The earth is not an equipment-grounding conductor
The earth is about the most unreliable equipment-grounding conductors imaginable. Why? The ground resistance limits the functional conductivity of the grounding electrode. The best electrodes have resistances in the 1-ohm range; on a 120V circuit, a fault into the earth would only pass 120A, by Ohm's Law.
This amount of current would never trip a 150A overcurrent device, and it would be below the instantaneous tripping points of lower-sized protective devices. A 30A device would see the 120A as an overload, such as a motor attempting to start. It would never trip promptly. Remember, typical grounding resistances to earth run much higher than 1 ohm, and you see why the final paragraph of Sec. 250-2(d) reads as it does:
The earth shall not be used as the sole equipment grounding conductor or fault current path.
Make as many supplementary connections to earth from the equipment grounding conductor(s) as you wish, but make absolutely certain that a Code-compliant equipment grounding conductor is in place to carry any fault current imposed. Sec. 250-54 restates this concept.
We started this article noting wide disparities in the concepts all of us apply to the term "grounding," and this final issue brings us back full circle. Here the "ground", the earth itself, doesn't really serve to meet the performance objectives of "grounding." Electrical power system grounding always involves the earth at some end point, but never relies on it to make systems function safely.
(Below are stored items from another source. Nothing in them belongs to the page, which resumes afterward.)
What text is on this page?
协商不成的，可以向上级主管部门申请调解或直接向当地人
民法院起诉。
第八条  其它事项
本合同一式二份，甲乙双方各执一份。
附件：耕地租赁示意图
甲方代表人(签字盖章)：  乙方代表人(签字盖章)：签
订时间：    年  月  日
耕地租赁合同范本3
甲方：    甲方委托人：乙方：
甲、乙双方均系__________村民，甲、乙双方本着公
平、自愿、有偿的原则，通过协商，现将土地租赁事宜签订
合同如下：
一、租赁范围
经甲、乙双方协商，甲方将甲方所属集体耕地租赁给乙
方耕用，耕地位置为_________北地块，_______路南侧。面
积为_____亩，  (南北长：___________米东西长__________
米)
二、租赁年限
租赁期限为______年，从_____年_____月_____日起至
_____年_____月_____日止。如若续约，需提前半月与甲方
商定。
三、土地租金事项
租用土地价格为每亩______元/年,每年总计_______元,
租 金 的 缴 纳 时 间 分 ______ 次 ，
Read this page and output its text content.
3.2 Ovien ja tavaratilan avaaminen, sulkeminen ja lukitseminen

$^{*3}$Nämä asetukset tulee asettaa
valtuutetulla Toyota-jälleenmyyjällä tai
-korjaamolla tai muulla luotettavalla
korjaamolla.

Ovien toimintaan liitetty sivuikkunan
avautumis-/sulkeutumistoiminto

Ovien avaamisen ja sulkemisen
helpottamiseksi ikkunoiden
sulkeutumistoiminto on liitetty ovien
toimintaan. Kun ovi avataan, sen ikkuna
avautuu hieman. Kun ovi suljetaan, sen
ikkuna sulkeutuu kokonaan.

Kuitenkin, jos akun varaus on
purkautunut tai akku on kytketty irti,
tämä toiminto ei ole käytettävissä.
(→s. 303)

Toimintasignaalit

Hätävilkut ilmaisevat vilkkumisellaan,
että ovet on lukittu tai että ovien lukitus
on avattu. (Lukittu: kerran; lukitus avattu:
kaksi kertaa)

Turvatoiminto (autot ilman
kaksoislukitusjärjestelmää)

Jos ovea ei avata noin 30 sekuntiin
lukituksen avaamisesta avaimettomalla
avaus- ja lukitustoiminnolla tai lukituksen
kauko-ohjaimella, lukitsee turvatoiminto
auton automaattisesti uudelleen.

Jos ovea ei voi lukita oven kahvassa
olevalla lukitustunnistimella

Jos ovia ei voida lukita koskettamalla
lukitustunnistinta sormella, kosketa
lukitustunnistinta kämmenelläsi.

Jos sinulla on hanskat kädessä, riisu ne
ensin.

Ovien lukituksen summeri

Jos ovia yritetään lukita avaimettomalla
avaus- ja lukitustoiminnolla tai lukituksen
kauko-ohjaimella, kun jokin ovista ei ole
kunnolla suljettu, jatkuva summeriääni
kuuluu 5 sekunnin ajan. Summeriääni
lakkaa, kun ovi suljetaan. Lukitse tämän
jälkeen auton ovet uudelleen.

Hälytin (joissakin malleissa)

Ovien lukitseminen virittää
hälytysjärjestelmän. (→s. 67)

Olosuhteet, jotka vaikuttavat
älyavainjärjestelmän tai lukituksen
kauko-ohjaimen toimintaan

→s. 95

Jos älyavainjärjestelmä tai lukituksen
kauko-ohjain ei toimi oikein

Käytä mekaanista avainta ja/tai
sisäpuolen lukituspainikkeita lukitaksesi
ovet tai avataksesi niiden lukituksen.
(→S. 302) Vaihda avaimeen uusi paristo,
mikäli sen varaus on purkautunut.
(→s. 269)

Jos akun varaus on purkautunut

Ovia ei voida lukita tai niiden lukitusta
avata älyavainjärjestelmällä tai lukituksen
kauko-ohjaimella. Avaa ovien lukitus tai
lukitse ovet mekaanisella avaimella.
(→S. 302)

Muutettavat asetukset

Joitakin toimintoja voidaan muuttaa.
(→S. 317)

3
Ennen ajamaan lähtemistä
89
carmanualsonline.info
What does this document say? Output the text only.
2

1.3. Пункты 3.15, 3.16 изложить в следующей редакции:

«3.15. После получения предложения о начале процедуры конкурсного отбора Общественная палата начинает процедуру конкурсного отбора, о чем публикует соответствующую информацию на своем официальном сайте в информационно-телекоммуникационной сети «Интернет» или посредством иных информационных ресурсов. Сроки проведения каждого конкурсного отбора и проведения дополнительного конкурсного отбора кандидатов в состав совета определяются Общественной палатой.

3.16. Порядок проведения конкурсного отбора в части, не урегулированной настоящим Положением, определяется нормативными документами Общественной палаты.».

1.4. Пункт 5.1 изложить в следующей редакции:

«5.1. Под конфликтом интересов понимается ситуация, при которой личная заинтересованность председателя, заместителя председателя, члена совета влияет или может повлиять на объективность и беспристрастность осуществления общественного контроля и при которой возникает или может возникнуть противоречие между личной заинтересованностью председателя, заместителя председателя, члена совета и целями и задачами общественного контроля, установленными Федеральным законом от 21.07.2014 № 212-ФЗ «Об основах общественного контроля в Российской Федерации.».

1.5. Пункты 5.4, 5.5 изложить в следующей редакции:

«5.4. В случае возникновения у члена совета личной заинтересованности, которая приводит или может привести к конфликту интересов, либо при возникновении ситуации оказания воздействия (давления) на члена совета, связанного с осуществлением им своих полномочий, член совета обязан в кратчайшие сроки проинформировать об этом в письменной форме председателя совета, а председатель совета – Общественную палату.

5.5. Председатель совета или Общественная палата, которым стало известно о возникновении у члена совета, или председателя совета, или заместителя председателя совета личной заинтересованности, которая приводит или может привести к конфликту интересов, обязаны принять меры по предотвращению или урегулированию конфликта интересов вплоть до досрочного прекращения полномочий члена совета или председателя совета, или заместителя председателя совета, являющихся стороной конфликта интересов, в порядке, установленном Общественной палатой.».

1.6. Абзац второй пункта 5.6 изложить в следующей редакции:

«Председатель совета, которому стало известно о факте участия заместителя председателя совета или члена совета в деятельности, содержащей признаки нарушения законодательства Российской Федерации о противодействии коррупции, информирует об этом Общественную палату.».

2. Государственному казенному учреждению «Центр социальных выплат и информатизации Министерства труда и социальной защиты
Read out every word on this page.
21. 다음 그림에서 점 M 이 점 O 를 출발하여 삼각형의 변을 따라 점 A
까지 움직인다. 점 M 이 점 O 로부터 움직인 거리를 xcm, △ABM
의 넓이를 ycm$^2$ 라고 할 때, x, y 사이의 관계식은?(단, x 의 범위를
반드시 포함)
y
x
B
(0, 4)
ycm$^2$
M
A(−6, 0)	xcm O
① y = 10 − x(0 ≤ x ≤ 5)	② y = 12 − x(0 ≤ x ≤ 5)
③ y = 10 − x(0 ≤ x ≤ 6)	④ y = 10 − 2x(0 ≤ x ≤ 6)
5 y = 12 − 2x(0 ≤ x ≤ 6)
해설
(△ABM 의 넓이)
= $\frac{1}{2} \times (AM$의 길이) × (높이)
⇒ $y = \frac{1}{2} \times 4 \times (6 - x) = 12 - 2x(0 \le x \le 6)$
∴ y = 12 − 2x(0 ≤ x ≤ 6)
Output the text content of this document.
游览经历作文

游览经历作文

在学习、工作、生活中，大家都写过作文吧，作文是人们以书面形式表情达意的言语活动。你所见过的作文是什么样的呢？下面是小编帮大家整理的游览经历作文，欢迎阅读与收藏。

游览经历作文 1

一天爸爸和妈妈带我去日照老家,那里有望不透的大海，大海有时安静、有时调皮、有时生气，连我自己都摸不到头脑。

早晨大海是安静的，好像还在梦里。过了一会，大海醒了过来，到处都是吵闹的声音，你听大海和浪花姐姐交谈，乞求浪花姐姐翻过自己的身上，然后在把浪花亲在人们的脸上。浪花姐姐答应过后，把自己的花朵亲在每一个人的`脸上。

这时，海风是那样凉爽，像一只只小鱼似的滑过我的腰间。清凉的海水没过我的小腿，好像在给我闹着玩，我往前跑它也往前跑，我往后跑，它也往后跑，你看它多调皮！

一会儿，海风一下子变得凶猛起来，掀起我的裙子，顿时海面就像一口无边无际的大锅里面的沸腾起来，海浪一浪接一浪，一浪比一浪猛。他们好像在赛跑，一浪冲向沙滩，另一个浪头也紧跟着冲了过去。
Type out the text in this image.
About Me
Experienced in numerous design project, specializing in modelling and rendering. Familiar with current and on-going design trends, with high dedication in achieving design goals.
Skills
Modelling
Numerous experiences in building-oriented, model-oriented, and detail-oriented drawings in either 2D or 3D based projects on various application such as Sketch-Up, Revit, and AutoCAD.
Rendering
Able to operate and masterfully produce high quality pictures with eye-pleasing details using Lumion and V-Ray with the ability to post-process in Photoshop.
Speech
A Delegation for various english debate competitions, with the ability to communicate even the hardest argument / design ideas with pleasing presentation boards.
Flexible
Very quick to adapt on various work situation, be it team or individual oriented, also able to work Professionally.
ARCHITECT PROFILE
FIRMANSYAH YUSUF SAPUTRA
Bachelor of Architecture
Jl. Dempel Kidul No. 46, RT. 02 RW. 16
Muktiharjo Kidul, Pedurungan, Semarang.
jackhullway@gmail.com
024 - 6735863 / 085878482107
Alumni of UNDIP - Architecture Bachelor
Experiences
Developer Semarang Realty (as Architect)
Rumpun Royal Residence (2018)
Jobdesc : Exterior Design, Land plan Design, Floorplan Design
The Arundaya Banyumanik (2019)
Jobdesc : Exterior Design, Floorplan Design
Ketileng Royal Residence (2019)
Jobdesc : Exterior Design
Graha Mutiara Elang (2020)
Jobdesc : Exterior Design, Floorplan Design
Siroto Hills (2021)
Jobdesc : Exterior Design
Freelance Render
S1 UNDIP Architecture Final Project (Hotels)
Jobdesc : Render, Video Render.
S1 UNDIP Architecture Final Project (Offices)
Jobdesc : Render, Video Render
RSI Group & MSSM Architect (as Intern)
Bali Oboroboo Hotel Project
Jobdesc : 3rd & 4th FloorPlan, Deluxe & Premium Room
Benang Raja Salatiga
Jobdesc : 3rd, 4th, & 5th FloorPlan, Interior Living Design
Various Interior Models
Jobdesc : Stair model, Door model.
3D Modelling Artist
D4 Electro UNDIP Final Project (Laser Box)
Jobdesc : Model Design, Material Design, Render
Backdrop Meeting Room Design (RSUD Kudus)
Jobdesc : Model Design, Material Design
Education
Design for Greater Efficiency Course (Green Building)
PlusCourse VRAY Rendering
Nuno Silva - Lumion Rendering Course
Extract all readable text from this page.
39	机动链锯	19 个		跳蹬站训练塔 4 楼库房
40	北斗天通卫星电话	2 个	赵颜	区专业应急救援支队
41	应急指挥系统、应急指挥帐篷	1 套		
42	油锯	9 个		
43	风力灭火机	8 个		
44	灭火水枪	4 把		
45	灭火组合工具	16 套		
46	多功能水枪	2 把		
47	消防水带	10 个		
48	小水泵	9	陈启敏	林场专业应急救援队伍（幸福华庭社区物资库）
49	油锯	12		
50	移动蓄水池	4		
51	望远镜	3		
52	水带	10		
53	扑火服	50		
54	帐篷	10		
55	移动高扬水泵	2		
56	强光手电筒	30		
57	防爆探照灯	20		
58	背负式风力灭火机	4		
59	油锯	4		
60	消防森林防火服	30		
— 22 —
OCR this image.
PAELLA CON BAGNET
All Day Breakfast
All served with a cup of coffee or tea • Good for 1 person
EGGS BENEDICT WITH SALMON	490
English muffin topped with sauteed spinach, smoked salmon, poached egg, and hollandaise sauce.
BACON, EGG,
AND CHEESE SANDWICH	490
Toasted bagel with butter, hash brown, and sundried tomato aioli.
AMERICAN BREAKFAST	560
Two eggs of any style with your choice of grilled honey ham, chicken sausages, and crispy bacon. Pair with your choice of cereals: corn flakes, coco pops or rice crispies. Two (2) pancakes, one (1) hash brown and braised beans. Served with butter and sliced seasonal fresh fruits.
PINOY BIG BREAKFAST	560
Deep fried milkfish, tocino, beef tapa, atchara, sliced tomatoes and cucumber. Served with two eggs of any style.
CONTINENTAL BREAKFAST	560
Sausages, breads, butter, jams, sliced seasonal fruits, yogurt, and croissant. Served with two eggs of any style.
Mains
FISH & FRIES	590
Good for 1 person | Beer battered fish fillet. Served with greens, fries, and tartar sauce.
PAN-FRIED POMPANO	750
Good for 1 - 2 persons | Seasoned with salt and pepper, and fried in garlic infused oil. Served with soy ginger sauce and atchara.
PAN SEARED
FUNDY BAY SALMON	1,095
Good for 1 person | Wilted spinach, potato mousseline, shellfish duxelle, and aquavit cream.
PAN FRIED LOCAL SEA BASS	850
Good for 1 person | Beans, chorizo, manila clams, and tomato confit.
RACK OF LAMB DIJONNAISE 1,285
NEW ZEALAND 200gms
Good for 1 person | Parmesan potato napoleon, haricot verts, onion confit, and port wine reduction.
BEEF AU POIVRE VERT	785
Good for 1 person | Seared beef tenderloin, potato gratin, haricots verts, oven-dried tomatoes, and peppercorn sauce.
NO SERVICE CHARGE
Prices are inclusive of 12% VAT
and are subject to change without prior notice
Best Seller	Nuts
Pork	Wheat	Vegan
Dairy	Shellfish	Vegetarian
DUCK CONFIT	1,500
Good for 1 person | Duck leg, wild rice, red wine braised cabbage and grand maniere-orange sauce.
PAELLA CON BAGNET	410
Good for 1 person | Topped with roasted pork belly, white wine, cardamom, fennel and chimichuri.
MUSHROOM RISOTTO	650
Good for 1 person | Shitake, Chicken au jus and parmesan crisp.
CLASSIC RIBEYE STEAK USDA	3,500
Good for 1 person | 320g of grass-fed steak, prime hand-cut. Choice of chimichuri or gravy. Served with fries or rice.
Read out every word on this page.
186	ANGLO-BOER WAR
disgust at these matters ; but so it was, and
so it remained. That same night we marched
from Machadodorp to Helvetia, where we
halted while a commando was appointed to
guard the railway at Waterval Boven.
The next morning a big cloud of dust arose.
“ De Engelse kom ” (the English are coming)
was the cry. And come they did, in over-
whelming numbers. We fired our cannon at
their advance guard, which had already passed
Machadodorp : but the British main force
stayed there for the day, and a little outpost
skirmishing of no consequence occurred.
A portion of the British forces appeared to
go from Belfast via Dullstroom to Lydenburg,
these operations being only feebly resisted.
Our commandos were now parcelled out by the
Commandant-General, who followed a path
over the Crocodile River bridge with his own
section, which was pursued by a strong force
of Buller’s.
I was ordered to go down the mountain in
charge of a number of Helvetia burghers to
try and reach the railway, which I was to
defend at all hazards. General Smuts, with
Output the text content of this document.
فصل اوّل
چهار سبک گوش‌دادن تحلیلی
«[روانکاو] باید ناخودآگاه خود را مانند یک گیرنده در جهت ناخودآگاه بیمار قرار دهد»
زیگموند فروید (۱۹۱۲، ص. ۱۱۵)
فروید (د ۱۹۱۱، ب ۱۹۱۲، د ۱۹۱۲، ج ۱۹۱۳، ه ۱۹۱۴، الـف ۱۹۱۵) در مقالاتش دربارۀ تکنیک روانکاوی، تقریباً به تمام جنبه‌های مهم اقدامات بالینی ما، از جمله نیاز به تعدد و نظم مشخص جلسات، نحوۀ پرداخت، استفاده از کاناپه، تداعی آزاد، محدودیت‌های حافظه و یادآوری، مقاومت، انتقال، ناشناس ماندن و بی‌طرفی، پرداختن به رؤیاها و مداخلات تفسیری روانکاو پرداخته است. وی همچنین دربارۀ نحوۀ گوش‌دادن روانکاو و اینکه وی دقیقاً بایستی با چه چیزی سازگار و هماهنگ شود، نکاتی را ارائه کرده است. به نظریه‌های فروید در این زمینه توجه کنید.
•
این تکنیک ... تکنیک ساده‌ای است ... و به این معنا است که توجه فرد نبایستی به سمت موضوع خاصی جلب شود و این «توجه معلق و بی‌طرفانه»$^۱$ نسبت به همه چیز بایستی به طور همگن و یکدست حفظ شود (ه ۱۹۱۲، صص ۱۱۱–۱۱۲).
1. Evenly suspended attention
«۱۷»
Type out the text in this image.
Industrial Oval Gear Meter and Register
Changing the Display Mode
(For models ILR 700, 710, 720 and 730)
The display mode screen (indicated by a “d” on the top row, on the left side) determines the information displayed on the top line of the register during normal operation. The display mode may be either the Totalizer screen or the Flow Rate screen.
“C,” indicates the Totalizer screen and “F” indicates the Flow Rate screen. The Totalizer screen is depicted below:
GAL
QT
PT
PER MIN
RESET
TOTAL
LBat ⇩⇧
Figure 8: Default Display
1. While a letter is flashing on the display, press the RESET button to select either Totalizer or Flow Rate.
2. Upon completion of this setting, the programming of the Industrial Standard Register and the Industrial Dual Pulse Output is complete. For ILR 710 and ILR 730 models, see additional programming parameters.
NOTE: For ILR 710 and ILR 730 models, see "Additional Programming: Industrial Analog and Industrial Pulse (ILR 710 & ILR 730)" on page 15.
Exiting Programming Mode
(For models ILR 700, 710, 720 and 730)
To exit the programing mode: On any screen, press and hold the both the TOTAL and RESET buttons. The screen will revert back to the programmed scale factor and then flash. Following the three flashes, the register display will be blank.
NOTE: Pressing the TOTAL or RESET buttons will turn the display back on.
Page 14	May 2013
SIDEBAR: What About "Performance-Based" Codes?
The parent language in Sec. 250-2 is a first in NEC history:
The NEC is a prescriptive-based (not a performance-based) Code. That is, it doesn't tell us what electrical protective protocols are supposed to accomplish. Instead, it tells us what we are to do to accomplish the safety objectives in Sec. 90-1. The prescriptive requirements in the NEC result from a consensus process whereby the collective wisdom of international experience boils down to actual requirements. If you want to know what a performance-based code would look like, imagine Art. 250 with just Sec. 250-2. Everything else is essentially prescriptive.
Although performance-based codes are all the rage, they require incredibly sophisticated engineering support and inspection to work. Many times inspectors have seen engineered plans that failed to comply with provisions of this or other articles. Often, the engineer will respond with the excuse of equivalent safety. However, if the real reason for the requirement was known (and it may not be, even to the inspector), it would have been obvious the proposal was not equivalently safe.
NEC requirements result from generations of participants applying their experience in millions of applications. That's a tall order for a performance-based code to match: particularly where many jurisdictions have no inspections and others have inspectors with no specialized electrical training.
250-2. General Requirements for Grounding and Bonding
The following general requirements identify what grounding and bonding of electrical systems are required to accomplish. The prescriptive methods contained in Art. 250 shall be followed to comply with the performance requirements of this section.